|
Весь мир было жалко. Я столько гадкого выслушала о людях за последние дни, что растерялась при виде самоотверженной преданности и настоящей дружбы. Значит, бывает такое?
Ляля затушила наполовину выкуренную сигарету, бросила окурок в привязанную проволокой к перилам консервную банку, пожелала мне успехов и пошла к себе. А я смотрела ей вслед и смаргивала слезы.
На улице мне на ум взбрели две вещи: первая – объяснимая, вторая – не очень. Я запретила себе мысленно мусолить повествования Евгении Альбертовны и Ляли, чтобы не сгубила сентиментальность. В кардиоцентр мне предстояло заявиться спокойной и непредвзятой. Но почему я решила, будто Енина любила Леву за то, что доцент кардиолог Нинель Михайловна Зингер поставила ее Коле правильный диагноз? Накрепко же во мне ассоциировались люди из мастерской с Левушкой.
Бередить душу Нинель Михайловны письмом о благодарных больных было бы неуместно. Звонить в Нью Йорк Мусе или Зорию – глупо. Вряд ли они помнили нечто яркое из маминой медицинской практики. А вот Софа могла. Я сделала большой крюк и свалилась на ее голову не комом снега – неразорвавшейся бомбой.
– Поленька, какая приятная неожиданность!
– Не обессудьте, что без приглашения и предупреждения.
Софья Григорьевна Зингер, младшая сестра Давида Григорьевича, вдовствовала и наотрез отказывалась подаваться к иным берегам, хотя дети и звали. Мы поревели о мертвых, посочувствовали живым. Потом Софа вытерла смоляные очи фартуком и изъявила согласие обслужить мои журналистские нужды. Однако уже минут через пятнадцать она сказала:
– Поленька, Нинель сделала людям столько добра, исправила столько чужих оплошностей и ошибок.
– Здесь особый случай, ребенка едва не загубили. Еще раз по буквам: что связывало Нинель с пациентом?
– Порок сердца. Упущенное время. Если что то еще всплывет в памяти, позвоню, – заверила Софа.
Я зашагала к медикам. Измайлов, Измайлов, откуда в тебе уверенность, будто ноги кормят лишь сыщиков? Не велел мне показываться в гостинице и полагаешь, я перебираю дома клавиши компьютера? Прежде чем за него плюхнуться, надо облазить город вдоль и поперек. Я бы давно купила машину, но нельзя. При моей склонности к отключкам вдоль шоссе ни один фонарь не устоит. Да и перед пешеходами надо чувствовать ответственность. Они же не виноваты в том, что я – женщина с закидонами. Такси тоже отпадает. Счет за него редакторам можно предъявлять, только если хочешь их умертвить.

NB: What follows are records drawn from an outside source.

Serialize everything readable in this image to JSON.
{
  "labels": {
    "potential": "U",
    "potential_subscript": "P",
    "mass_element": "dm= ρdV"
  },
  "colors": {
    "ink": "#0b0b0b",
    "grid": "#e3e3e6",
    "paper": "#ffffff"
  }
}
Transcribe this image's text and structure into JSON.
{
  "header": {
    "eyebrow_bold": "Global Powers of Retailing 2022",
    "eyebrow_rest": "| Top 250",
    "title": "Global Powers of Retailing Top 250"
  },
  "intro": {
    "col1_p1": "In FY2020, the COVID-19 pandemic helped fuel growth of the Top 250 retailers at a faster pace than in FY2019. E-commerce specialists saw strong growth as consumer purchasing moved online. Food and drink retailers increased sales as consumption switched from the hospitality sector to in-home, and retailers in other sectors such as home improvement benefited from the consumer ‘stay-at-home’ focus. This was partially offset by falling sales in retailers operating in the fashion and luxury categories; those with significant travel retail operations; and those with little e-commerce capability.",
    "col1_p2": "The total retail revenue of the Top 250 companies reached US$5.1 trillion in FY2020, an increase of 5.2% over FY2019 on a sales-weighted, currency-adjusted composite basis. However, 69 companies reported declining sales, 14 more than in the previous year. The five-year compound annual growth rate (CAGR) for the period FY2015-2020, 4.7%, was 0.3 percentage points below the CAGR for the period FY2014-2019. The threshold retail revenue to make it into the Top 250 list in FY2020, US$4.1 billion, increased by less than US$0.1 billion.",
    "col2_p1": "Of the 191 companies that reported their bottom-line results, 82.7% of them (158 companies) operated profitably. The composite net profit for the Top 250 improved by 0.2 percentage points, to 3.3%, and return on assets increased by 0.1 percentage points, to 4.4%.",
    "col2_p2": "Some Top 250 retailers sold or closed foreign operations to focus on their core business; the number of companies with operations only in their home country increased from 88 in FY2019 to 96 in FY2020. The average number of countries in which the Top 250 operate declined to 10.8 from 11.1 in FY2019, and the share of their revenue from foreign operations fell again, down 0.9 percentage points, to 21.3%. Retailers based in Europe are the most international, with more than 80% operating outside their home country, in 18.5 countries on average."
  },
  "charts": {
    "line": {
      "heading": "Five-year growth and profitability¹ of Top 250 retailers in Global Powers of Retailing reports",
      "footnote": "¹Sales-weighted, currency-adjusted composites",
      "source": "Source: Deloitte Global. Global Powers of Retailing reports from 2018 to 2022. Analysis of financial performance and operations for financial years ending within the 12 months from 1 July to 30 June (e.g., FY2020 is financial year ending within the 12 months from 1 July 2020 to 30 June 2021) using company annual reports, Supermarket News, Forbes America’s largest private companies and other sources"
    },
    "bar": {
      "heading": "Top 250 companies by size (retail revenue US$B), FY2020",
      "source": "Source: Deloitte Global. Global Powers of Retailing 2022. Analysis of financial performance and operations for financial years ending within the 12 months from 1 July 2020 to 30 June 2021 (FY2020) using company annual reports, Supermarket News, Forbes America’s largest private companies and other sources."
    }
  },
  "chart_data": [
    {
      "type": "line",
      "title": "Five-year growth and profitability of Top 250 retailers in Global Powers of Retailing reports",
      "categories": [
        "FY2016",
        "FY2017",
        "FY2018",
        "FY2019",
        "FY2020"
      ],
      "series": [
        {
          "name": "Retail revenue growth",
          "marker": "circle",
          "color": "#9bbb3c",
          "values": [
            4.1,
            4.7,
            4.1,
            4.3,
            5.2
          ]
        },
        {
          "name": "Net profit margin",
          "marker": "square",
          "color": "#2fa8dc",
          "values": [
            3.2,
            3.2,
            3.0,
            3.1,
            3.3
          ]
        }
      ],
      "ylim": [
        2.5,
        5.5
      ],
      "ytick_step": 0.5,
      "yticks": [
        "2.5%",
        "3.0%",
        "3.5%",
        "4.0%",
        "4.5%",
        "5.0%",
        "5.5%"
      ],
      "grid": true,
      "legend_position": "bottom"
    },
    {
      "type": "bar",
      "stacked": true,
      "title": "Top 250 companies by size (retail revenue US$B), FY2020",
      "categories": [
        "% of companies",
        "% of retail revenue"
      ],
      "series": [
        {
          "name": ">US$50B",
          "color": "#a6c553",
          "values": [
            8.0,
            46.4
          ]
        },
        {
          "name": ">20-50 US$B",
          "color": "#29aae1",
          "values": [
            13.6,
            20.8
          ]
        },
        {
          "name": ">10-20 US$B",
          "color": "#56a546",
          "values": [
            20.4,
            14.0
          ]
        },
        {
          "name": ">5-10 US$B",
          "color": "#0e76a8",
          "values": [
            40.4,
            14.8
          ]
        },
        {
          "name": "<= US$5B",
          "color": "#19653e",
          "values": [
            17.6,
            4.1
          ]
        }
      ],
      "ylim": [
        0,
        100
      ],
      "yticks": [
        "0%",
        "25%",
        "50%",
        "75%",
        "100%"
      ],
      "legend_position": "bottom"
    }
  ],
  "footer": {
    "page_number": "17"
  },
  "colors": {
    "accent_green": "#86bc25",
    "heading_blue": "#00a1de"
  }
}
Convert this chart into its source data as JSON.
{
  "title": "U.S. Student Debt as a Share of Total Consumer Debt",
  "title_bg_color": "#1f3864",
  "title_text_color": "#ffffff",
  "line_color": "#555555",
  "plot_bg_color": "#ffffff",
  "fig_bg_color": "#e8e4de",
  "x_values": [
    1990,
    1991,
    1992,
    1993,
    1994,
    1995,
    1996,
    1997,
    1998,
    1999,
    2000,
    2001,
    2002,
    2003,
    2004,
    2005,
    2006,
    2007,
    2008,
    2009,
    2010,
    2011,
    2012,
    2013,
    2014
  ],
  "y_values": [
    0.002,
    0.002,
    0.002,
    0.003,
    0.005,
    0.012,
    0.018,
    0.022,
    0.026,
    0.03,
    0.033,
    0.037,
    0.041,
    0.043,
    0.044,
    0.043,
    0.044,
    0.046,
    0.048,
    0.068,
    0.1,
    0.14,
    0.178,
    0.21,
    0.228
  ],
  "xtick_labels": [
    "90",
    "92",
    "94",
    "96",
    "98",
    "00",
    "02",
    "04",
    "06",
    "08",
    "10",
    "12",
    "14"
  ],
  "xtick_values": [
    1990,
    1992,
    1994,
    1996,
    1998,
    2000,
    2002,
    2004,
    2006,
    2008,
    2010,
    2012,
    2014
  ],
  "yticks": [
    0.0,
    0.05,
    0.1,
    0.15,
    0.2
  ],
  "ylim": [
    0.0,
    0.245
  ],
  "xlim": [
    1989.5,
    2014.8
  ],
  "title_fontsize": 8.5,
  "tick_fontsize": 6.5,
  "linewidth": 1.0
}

Метро, трамвай, троллейбус… Очнулась я в кабинете главного врача. «Зачем тебе пить, детка? – недоумевает иногда Измайлов. – Ты, счастливица, и без спиртного вырубаешься». «Шампанское подорожало?» – ехидничаю я.
– Итак, побеседуйте с хирургами, расспросите о житье бытье. Сразу поймете, что мы не чудовища…
О, оказывается, с полковником милиции я разговаривала телепатически, а с доктором вслух. Однажды получилось наоборот, еле вывернулась.
И снова звучали грустные истории. Стоимость искусственных клапанов и лекарств потрясала, стоимость своего труда врачи стыдливо умалчивали.
– Но кто то же оплачивает операции собственных детей! – воскликнула я.
– Пожалуйста, первая семья за последние несколько месяцев, – скривился данный мне в поводыри доктор. – Деньги спонсорские. Отец в палате с мальчиком.
– Можно его отвлечь?
– Попробуйте.
Сказать, что отец был полумертв от усталости, значит, покривить душой.
Даже трупы порой улыбаются каким то последним видениям. Этот же изможденный и угрюмый человек, еле разлепляя сухие губы, сразу предупредил:
– Боюсь. Любая моя положительная эмоция отнимет у сына что то хорошее. И, соответственно, добавит дурного.